Chris Perrin, general counsel at Clifford Chance, has attacked the idea of a single regulator for UK law firms.

Speaking at Managing Partner’s 10th annual Risk Management for Law Firms conference yesterday, he said: “The Solicitors Regulation Authority has struggled to provide different types of regulation for different firms and one super regulator could find it even more difficult. If it was created I would be less happy than I am now.”

Perrin argued that the needs of City firms were very different from those of high street firms and that a one-size-fits-all approach to regulation, as suggested by the Legal Services Board, was not appropriate.

Looking at how the SRA could change its approach to regulating large law firms, Perrin said “there needs to be a more two-way process in future”.

He went on: “The SRA needs to build on City experience. We need two Nick Eastwells working full time, talking about regulatory risks with firms and providing papers with best practice guidelines on managing those risks.

“A single back office would be beneficial and result in lower costs, but would lead to an untailored approach. It would not be very beneficial to the profession and it would inevitably increase the in-house cost to law firms of dealing with regulation.”

Highlighting the risks facing larger law firms – particularly confidentiality, client demands and claims exposure – Perrin noted that a rising challenge is the practice of law firms agreeing to indemnify clients in order to join their panels.

“The SRA needs to say that you can negotiate this if you want, but is it responsible to indemnify clients? We can’t tell other firms not to do it but the regulator can warn firms about the risks involved.”
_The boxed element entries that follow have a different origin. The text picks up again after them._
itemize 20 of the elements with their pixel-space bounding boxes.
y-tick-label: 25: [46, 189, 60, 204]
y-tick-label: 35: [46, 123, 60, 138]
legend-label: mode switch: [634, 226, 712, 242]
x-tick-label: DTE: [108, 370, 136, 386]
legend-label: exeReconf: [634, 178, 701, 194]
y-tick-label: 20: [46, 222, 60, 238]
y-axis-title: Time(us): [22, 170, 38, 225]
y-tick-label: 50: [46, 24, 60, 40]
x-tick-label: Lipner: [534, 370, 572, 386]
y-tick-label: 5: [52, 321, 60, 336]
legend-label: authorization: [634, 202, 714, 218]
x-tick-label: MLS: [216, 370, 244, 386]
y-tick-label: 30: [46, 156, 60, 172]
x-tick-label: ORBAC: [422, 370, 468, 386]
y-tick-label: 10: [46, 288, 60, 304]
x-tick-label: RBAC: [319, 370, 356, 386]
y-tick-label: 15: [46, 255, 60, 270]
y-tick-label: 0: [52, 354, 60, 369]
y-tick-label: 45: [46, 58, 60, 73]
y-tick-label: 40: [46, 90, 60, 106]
Perrin also described the Law Society’s proposals on regulation as “not an option”.

He said: “It doesn’t look appropriate or possible. The Law Society proposals go further than is acceptable”.

Patricia Greer, head of corporate affairs at the Law Society, agreed that regulators should take a more tailored approach to working with firms of different sizes.

“City firm issues are very different from those facing high street firms,” she said. “This is not sufficiently recognised. We need to rebalance this and have a regulatory regime that meets the needs of the profession and which the profession can help to shape.”